ボク「もしもし、あの、そちらでリワークプログラムというのがありますよね?」

受付「はい」

ボク「申し込みたいのですが……」

受付「ありがとうございます。失礼ですが、ご家族ですか?人事ご担当者様の方ですか?」

ボク「え?いや、本人です」

受付「すみません、“ご本人”というのはどういう、その、アレなんでしょうか?

ボク「?」

受付「失礼しました。リワークプログラムに参加希望のご本人ということですよね?」

ボク「……はい」

受付「では、いま空いているのは、二ヶ月後の開催ですと若干名空きがあります」

ボク「え!そ、そんなに先なんですか?!
 


 
復職が近づくと、通常の社会人生活に戻ることができるかどうか、とても不安でした。

いきなりのブッツケ本番は、とても抵抗があったので、何か対策がないかと、インターネットで調査。すると、“リワークプログラム”というのがあることを発見しました。

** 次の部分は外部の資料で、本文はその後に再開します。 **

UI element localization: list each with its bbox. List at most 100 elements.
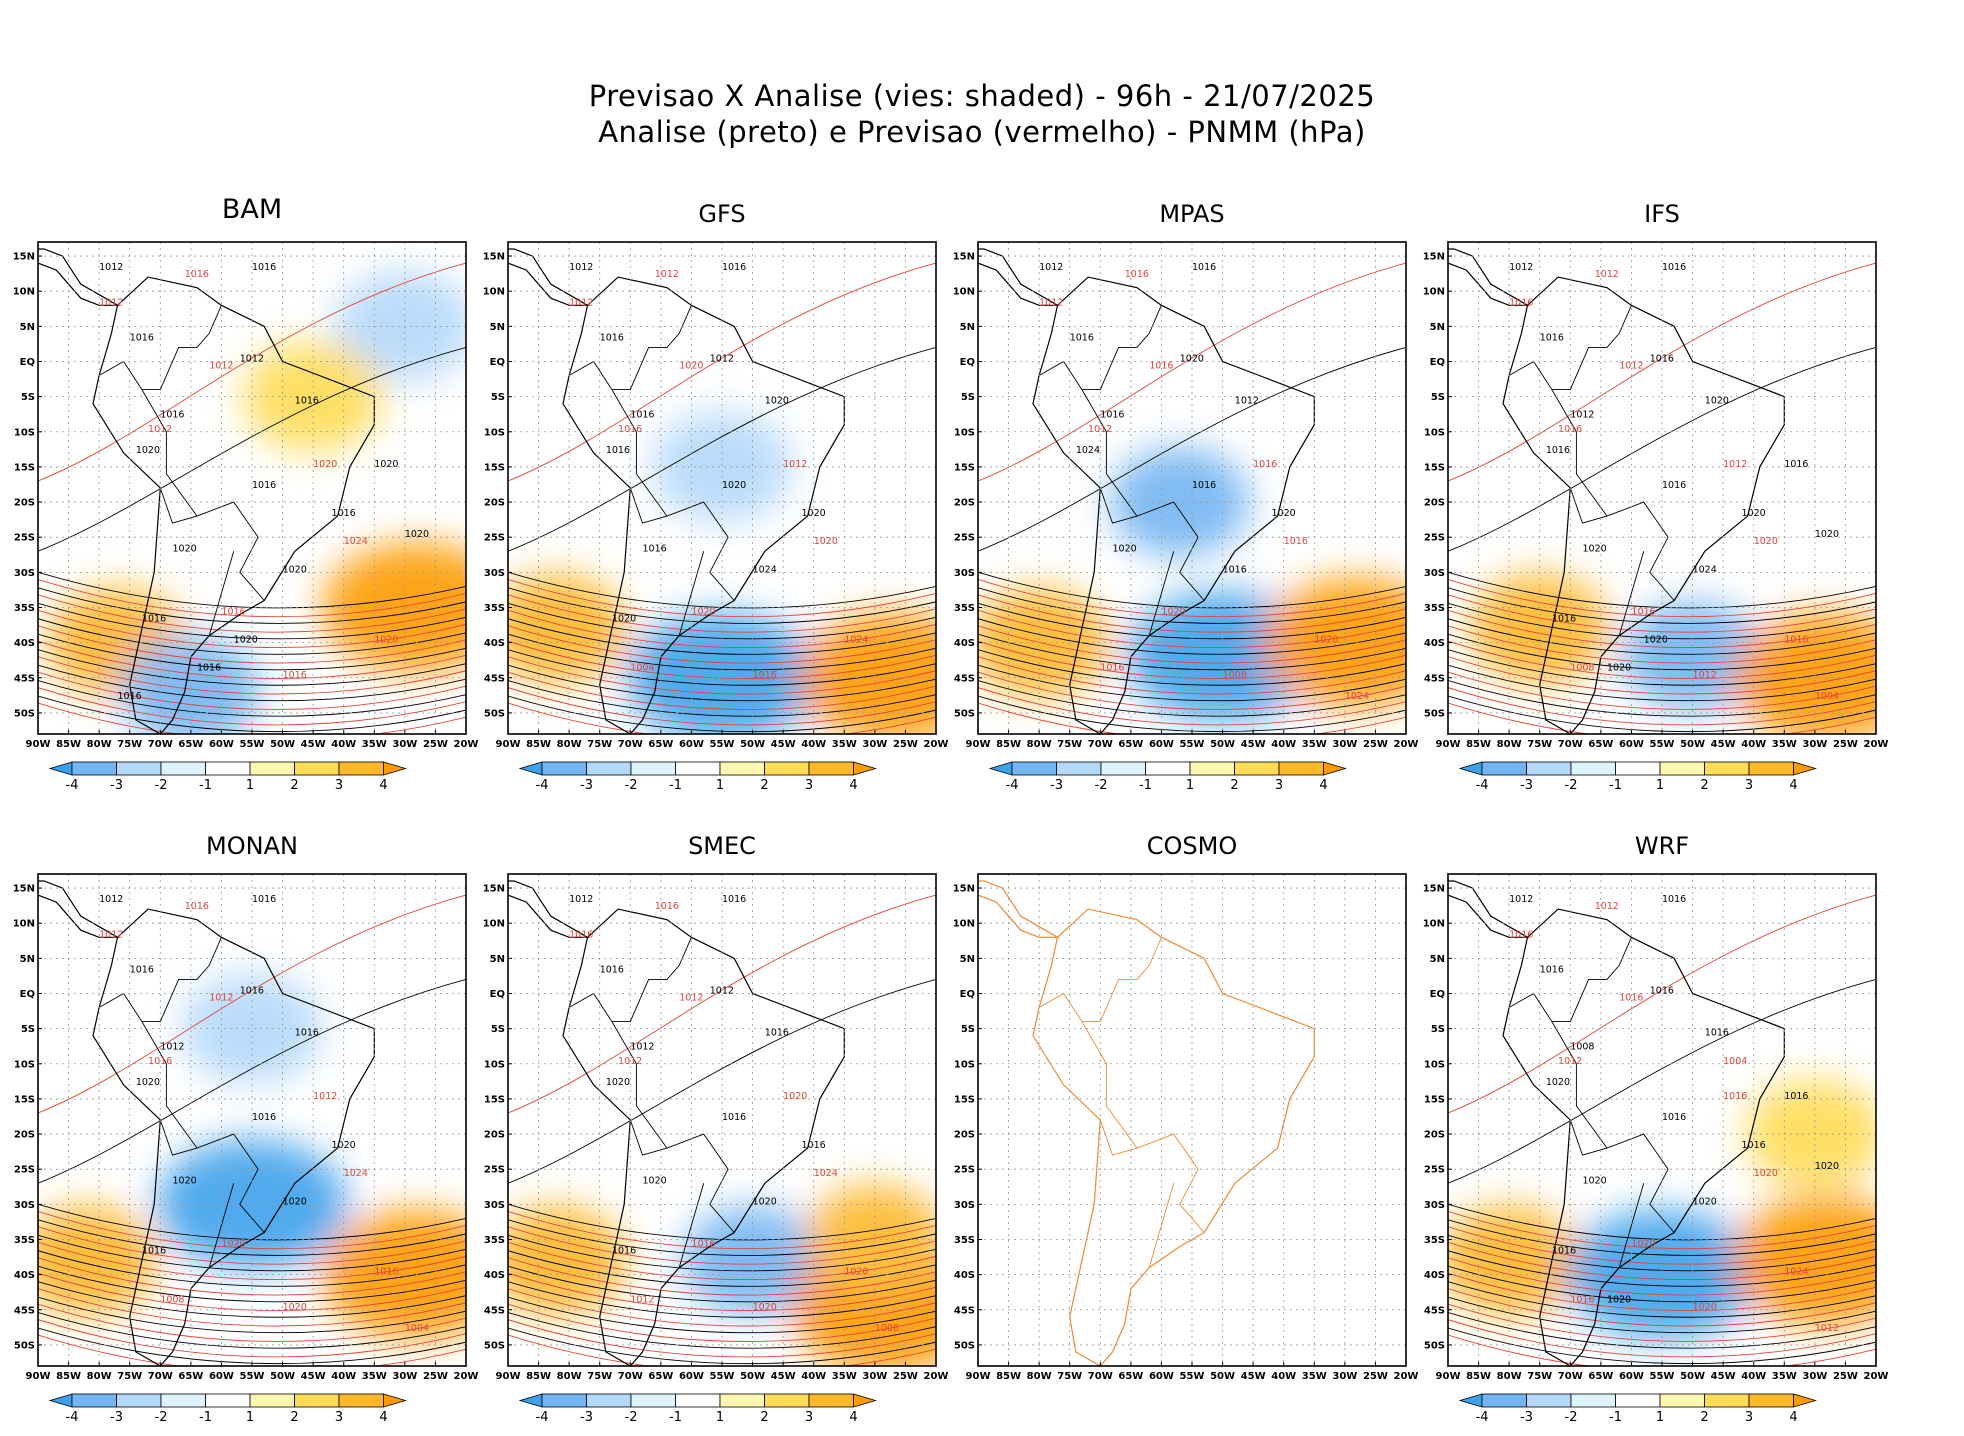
lat-tick-label: 25S <box>954 1165 975 1176</box>
forecast-label: 1016 <box>1284 536 1308 547</box>
bias-region <box>322 1209 466 1340</box>
forecast-label: 1020 <box>679 361 703 372</box>
colorbar-arrow-left <box>48 761 73 776</box>
map-monan: 1012 1016 1016 1016 1012 1016 1020 1016 1020 1020… <box>13 873 478 1425</box>
analysis-label: 1020 <box>1815 529 1839 540</box>
lat-tick-label: 5S <box>1431 392 1445 403</box>
forecast-label: 1020 <box>1754 536 1778 547</box>
analysis-isobar <box>38 1219 466 1256</box>
isobar-curve <box>978 262 1406 482</box>
analysis-label: 1024 <box>753 564 777 575</box>
gridlines <box>1448 874 1876 1366</box>
bias-region <box>1109 447 1250 558</box>
lat-tick-label: 20S <box>14 1130 35 1141</box>
analysis-label: 1016 <box>160 410 184 421</box>
analysis-isobar <box>38 1296 466 1334</box>
forecast-label: 1012 <box>1723 459 1747 470</box>
lat-tick-label: 15N <box>1423 884 1445 895</box>
lat-tick-label: 10N <box>953 287 975 298</box>
lon-tick-label: 20W <box>924 739 949 750</box>
analysis-label: 1020 <box>753 1196 777 1207</box>
lat-tick-label: 15N <box>953 884 975 895</box>
colorbar-label: -3 <box>1520 778 1533 793</box>
forecast-label: 1016 <box>1509 929 1533 940</box>
lat-tick-label: 45S <box>954 673 975 684</box>
lat-tick-label: 15N <box>13 252 35 263</box>
country-border <box>1618 551 1645 636</box>
forecast-label: 1024 <box>344 536 368 547</box>
lat-tick-label: 45S <box>484 1305 505 1316</box>
gridlines <box>508 874 936 1366</box>
lon-tick-label: 30W <box>1802 1371 1827 1382</box>
isobars <box>1448 894 1876 1366</box>
colorbar-label: 4 <box>849 1410 857 1425</box>
lon-tick-label: 85W <box>1466 739 1491 750</box>
lat-tick-label: 15S <box>484 1094 505 1105</box>
lat-tick-label: 35S <box>954 603 975 614</box>
lat-tick-label: 15N <box>1423 252 1445 263</box>
colorbar-segment <box>1056 761 1102 776</box>
colorbar-segment <box>1615 1393 1661 1408</box>
country-border <box>1551 389 1675 601</box>
lat-tick-label: 30S <box>484 568 505 579</box>
lat-tick-label: 40S <box>954 638 975 649</box>
forecast-label: 1012 <box>1815 1323 1839 1334</box>
analysis-isobar <box>1448 649 1876 686</box>
country-border <box>1081 389 1205 601</box>
colorbar-segment <box>764 1393 810 1408</box>
country-border <box>1081 937 1162 1023</box>
colorbar-segment <box>675 761 721 776</box>
lat-tick-label: 25S <box>1424 1165 1445 1176</box>
analysis-isobar <box>1448 1219 1876 1256</box>
lat-tick-label: 40S <box>954 1270 975 1281</box>
forecast-label: 1016 <box>1570 1295 1594 1306</box>
analysis-isobar <box>978 664 1406 702</box>
analysis-label: 1016 <box>1100 410 1124 421</box>
gridlines <box>38 242 466 734</box>
lat-tick-label: 40S <box>14 638 35 649</box>
lat-tick-label: 45S <box>954 1305 975 1316</box>
forecast-isobar <box>1448 609 1876 649</box>
colorbar-label: -4 <box>66 778 79 793</box>
lat-tick-label: 15N <box>953 252 975 263</box>
lat-tick-label: 5N <box>1430 954 1445 965</box>
colorbar-segment <box>294 1393 340 1408</box>
colorbar-segment <box>808 761 854 776</box>
lon-tick-label: 70W <box>1558 739 1583 750</box>
lat-tick-label: 30S <box>954 1200 975 1211</box>
analysis-label: 1016 <box>1784 1091 1808 1102</box>
analysis-label: 1016 <box>643 543 667 554</box>
lon-tick-label: 40W <box>801 739 826 750</box>
lon-tick-label: 60W <box>1619 1371 1644 1382</box>
lat-tick-label: 25S <box>484 1165 505 1176</box>
analysis-label: 1008 <box>1570 1042 1594 1053</box>
colorbar-arrow-right <box>383 1393 407 1408</box>
lat-tick-label: 15S <box>1424 462 1445 473</box>
isobar-curve <box>38 894 466 1114</box>
forecast-label: 1020 <box>753 1302 777 1313</box>
colorbar-segment <box>205 1393 251 1408</box>
colorbar-label: -2 <box>625 1410 638 1425</box>
lon-tick-label: 50W <box>270 739 295 750</box>
analysis-label: 1012 <box>1235 396 1259 407</box>
forecast-label: 1016 <box>1125 269 1149 280</box>
map-content: 1012 1016 1016 1012 1016 1020 1016 1020 1020 1016… <box>508 242 936 734</box>
forecast-label: 1020 <box>313 459 337 470</box>
lon-tick-label: 25W <box>893 1371 918 1382</box>
lat-tick-label: 40S <box>1424 1270 1445 1281</box>
colorbar-arrow-right <box>1793 1393 1817 1408</box>
lon-tick-label: 65W <box>648 739 673 750</box>
coastline <box>562 276 845 734</box>
lat-tick-label: 35S <box>484 1235 505 1246</box>
country-border <box>1099 1119 1138 1156</box>
colorbar-arrow-left <box>988 761 1013 776</box>
colorbar-arrow-right <box>853 1393 877 1408</box>
forecast-label: 1016 <box>221 607 245 618</box>
colorbar-label: -3 <box>1520 1410 1533 1425</box>
lon-tick-label: 65W <box>1118 1371 1143 1382</box>
colorbar-segment <box>1145 761 1191 776</box>
analysis-label: 1016 <box>130 332 154 343</box>
forecast-isobar <box>978 578 1406 618</box>
panel-title-wrf: WRF <box>1634 832 1690 860</box>
analysis-label: 1016 <box>295 1028 319 1039</box>
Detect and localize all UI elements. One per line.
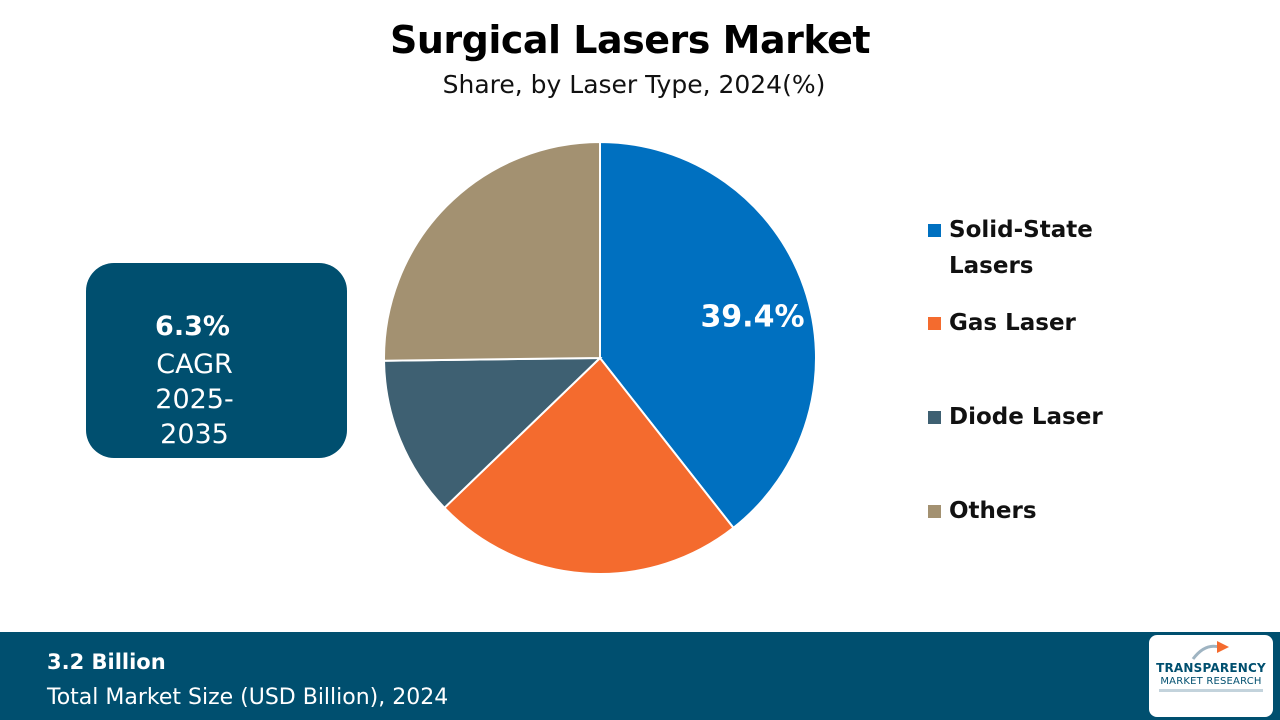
- market-size-value: 3.2 Billion: [47, 650, 166, 674]
- logo-text-line1: TRANSPARENCY: [1156, 661, 1266, 675]
- cagr-label-line2: 2025-: [155, 384, 234, 415]
- cagr-label-line1: CAGR: [156, 349, 233, 380]
- market-size-label: Total Market Size (USD Billion), 2024: [47, 685, 449, 710]
- legend-label-solid-state: Solid-State Lasers: [949, 212, 1149, 284]
- legend-label-others: Others: [949, 498, 1037, 524]
- logo-text-line2: MARKET RESEARCH: [1160, 676, 1262, 687]
- pie-chart: 39.4%: [383, 140, 817, 575]
- legend-swatch-others: [928, 505, 941, 518]
- pie-slice-others: [383, 140, 601, 362]
- footer-bar: 3.2 Billion Total Market Size (USD Billi…: [0, 632, 1280, 720]
- legend-label-solid-state-line1: Solid-State: [949, 217, 1093, 243]
- chart-title: Surgical Lasers Market: [389, 18, 871, 62]
- legend-label-solid-state-line2: Lasers: [949, 253, 1034, 279]
- legend-label-diode: Diode Laser: [949, 404, 1103, 430]
- legend-swatch-diode: [928, 411, 941, 424]
- pie-slice-solid-state-lasers: [599, 140, 817, 530]
- cagr-box: 6.3% CAGR 2025- 2035: [86, 263, 347, 458]
- legend-label-gas: Gas Laser: [949, 310, 1076, 336]
- cagr-label: CAGR 2025- 2035: [64, 347, 325, 452]
- logo-arrow-icon: [1191, 641, 1229, 660]
- cagr-value: 6.3%: [155, 311, 230, 342]
- pie-slice-gas-laser: [442, 356, 735, 575]
- legend-swatch-solid-state: [928, 224, 941, 237]
- pie-slice-diode-laser: [383, 356, 603, 510]
- logo-tagline: [1159, 689, 1263, 692]
- chart-subtitle: Share, by Laser Type, 2024(%): [442, 70, 826, 99]
- company-logo: TRANSPARENCY MARKET RESEARCH: [1149, 635, 1273, 717]
- legend-swatch-gas: [928, 317, 941, 330]
- pie-data-label: 39.4%: [700, 300, 804, 335]
- cagr-label-line3: 2035: [160, 419, 229, 450]
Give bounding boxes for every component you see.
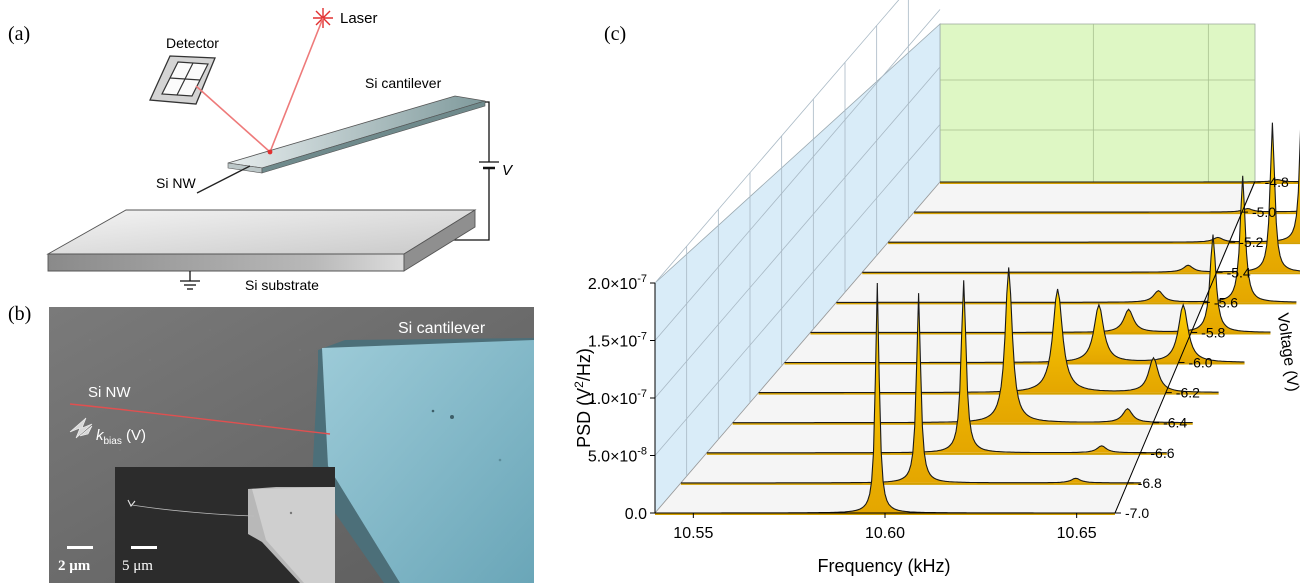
- scale-main-label: 2 μm: [58, 558, 91, 574]
- k-subscript: bias: [104, 436, 122, 447]
- laser-beam-incident: [269, 17, 324, 153]
- y-tick-mantissa: 5.0×10: [588, 449, 637, 466]
- panel-b-label: (b): [8, 303, 31, 325]
- z-tick-label: -5.8: [1201, 324, 1225, 340]
- spectra-waterfall: [655, 122, 1300, 515]
- y-tick-mantissa: 1.5×10: [588, 334, 637, 351]
- z-tick-label: -4.8: [1265, 174, 1289, 190]
- z-tick-label: -5.4: [1227, 264, 1251, 280]
- z-tick-label: -7.0: [1125, 505, 1149, 521]
- z-tick-label: -5.6: [1214, 294, 1238, 310]
- side-wall-gridline: [654, 124, 941, 456]
- y-tick-label: 0.0: [625, 506, 647, 523]
- y-tick-exponent: -8: [637, 446, 647, 458]
- spectrum-line--5.8: [810, 234, 1271, 333]
- laser-beam-reflected: [195, 85, 271, 153]
- sem-cantilever: [312, 338, 534, 583]
- y-axis-title-main: PSD (V: [574, 388, 594, 448]
- spectrum-line--4.8: [940, 179, 1300, 183]
- cantilever-label: Si cantilever: [365, 75, 442, 91]
- panel-a-schematic: (a) Laser Detector Si cantilever Si NW: [8, 8, 514, 293]
- z-tick-label: -6.2: [1176, 385, 1200, 401]
- k-bias-label: kbias (V): [96, 427, 146, 447]
- y-tick-label: 5.0×10-8: [588, 446, 647, 466]
- bias-circuit: [440, 101, 499, 241]
- x-axis: 10.55 10.60 10.65: [655, 512, 1115, 542]
- y-tick-exponent: -7: [637, 273, 647, 285]
- side-wall-gridline: [654, 66, 941, 399]
- z-tick-label: -6.8: [1138, 475, 1162, 491]
- panel-c-chart: (c) 0.05.0×10-81.0×10-71.5×10-72.0×10-7 …: [572, 0, 1300, 576]
- spectrum-base--6.2: [758, 392, 1219, 395]
- sem-inset: [115, 467, 335, 583]
- z-tick-label: -5.0: [1252, 204, 1276, 220]
- z-axis-line: [1114, 181, 1256, 514]
- y-tick-mantissa: 2.0×10: [588, 276, 637, 293]
- y-axis-title-sup: 2: [572, 381, 586, 388]
- spectrum-base--5.8: [810, 332, 1271, 335]
- spectrum-base--5.6: [836, 302, 1297, 305]
- z-axis-title: Voltage (V): [1274, 312, 1300, 393]
- z-tick-label: -5.2: [1239, 234, 1263, 250]
- z-axis: -7.0 -6.8 -6.6 -6.4 -6.2 -6.0 -5.8 -5.6 -5.4 -5.2…: [1114, 174, 1289, 521]
- spectrum-base--6.6: [706, 452, 1167, 455]
- y-tick-label: 2.0×10-7: [588, 273, 647, 293]
- side-wall-gridline: [654, 0, 900, 284]
- laser-label: Laser: [340, 10, 378, 27]
- spectrum-line--5.6: [836, 175, 1297, 303]
- spectrum-fill--6.0: [784, 304, 1245, 363]
- x-tick-label: 10.65: [1057, 525, 1097, 542]
- substrate-label: Si substrate: [245, 277, 319, 293]
- back-wall: [939, 23, 1256, 183]
- y-tick-exponent: -7: [637, 388, 647, 400]
- k-symbol: k: [96, 427, 105, 444]
- y-tick-mantissa: 1.0×10: [588, 391, 637, 408]
- sem-cantilever-label: Si cantilever: [398, 320, 486, 337]
- y-tick-mantissa: 0.0: [625, 506, 647, 523]
- spectrum-base--6.8: [680, 482, 1141, 485]
- ground-icon: [180, 271, 200, 290]
- y-axis-title-tail: /Hz): [574, 348, 594, 381]
- sem-nanowire-label: Si NW: [88, 384, 131, 401]
- sem-nanowire: [69, 403, 331, 435]
- k-bias-arrow-icon: [69, 417, 93, 439]
- voltage-label: V: [502, 162, 514, 179]
- z-tick-label: -6.4: [1163, 415, 1187, 431]
- nanowire-label: Si NW: [156, 175, 196, 191]
- spectrum-line--6.2: [758, 288, 1219, 394]
- spectrum-fill--5.6: [836, 175, 1297, 303]
- y-axis-title: PSD (V2/Hz): [572, 348, 594, 448]
- nanowire-line: [196, 165, 251, 194]
- z-tick-label: -6.6: [1150, 445, 1174, 461]
- spectrum-line--6.6: [706, 280, 1167, 454]
- detector-label: Detector: [166, 35, 219, 51]
- scale-bar-inset: 5 μm: [122, 546, 157, 574]
- y-tick-label: 1.5×10-7: [588, 331, 647, 351]
- x-tick-label: 10.55: [673, 525, 713, 542]
- x-axis-title: Frequency (kHz): [817, 556, 950, 576]
- z-tick-label: -6.0: [1188, 355, 1212, 371]
- panel-a-label: (a): [8, 23, 30, 45]
- side-wall-gridline: [654, 9, 941, 341]
- k-suffix: (V): [122, 427, 146, 444]
- laser-spot: [267, 149, 273, 155]
- scale-inset-label: 5 μm: [122, 558, 153, 574]
- substrate-shape: [46, 209, 477, 272]
- spectrum-line--6.8: [680, 293, 1141, 484]
- scale-bar-main: 2 μm: [58, 546, 93, 574]
- detector-icon: [149, 55, 216, 105]
- x-tick-label: 10.60: [865, 525, 905, 542]
- cantilever-shape: [227, 95, 486, 174]
- y-tick-exponent: -7: [637, 331, 647, 343]
- wall-grid: [654, 0, 1255, 477]
- y-axis: 0.05.0×10-81.0×10-71.5×10-72.0×10-7: [588, 273, 656, 523]
- panel-b-sem: (b) Si cantilever Si NW kbias (V): [8, 303, 534, 583]
- y-tick-label: 1.0×10-7: [588, 388, 647, 408]
- sem-texture: [89, 329, 301, 451]
- panel-c-label: (c): [604, 23, 626, 45]
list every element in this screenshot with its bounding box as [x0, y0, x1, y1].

リワーク(再び働く)のプログラムは、復職を間近に控えているボクにとって非常に魅力的で、それを受けなければ復職が失敗するように感じてしまいました。


インターネットで探して、さっそく電話したものの、どこも予約で満席状態。

数ヶ月先まで予約が一杯のところばかりです。

受けることができないと、余計受けたくなるものです。

しかし、復職する来週以降にリワークプログラムを受けても意味がないので、通院時に先生から紹介してもらうことにしました。

「リワークプログラムってありますよね?ボクも復職前に受けたいのですが……」

「復職に向けての状態が良いので、どうしても受けたいのですか?」

「どこか、紹介してくれないでしょうか?」

「これといって、提携しているところはないので、ご自身で探すか、役所に聞いてみては?」


なんとなく先生は積極的には勧めてくれませんでした。

仕方ないので、産業医の先生を頼って、聞いてみました。

「リワークプログラム、先生はどう思います?」

「会社によっては、推進しているところはあるかな」

え、会社が推進するのですか?

「そう、復職前に行ってきなさいってね」

「ボクは、特に会社から言われていませんけど……」

それを聞くと先生は笑い出しました。
「そりゃそうでしょ、ボク自身がお勧めしてないんだから。そもそも、なんで、会社が推進しているか、分かる?」

「え、いや、どうしてなんでしょうか?」


しばらく沈黙が続きます。

責任を取りたくないから

「え?“責任”、ですか?」

「復職しても、うつ病って、再発・再休職する可能性が高くてね。で、会社や人事は、その時の言い訳として、リワークプログラムを受けさせたのにダメだったって言うんだな」

(そっかぁ)

「別に、リワークプログラムが悪いということでもないんだけど、そういう使われ方を分かっていて運営しているところもあるだよね」

「いろんなところがあるんですね」

「ただし……」


先生から急に笑顔が消えました。

「ただし、あなたの場合は、上司がアレでしょ?」

「アレ?」

「まぁ、なんというか、個人的な見解で、こういう言い方は良くないかもしれませんけど、社会不適合な、残念な人というか……」

「え?」

こんな感じで、この先生、ちょっとうれしくなることたまにいうんです。

「まぁ、大人の言い方だと相性がすごく悪いでしょ?それがうつ病の原因だったし。復職後、その関係性が再開するだろうからね、そこをどうしていくかが、重要だね」

「た、確かにそうですね」

「そういう個人的なのは、リワークプログラムのカリキュラムにはないでしょ?また、リワークプログラムは、学校の授業のように一定の共有カリキュラムで構成されていてね。算数がすごくできる人と、そうでない人がクラスに入る場合、標準に合わせて授業するしかない。そりゃ、それぞれの症状に合わせたものをするのが一番だけど、そうすると、集まった人数分、対応する人も必要になるし、運営するのは大変なわけ」
 
主治医の先生がリワークプログラムに消極的だった理由もなんとなく分かりました。

結局、ボクはリワークプログラムを受けずに職場復帰することにしました。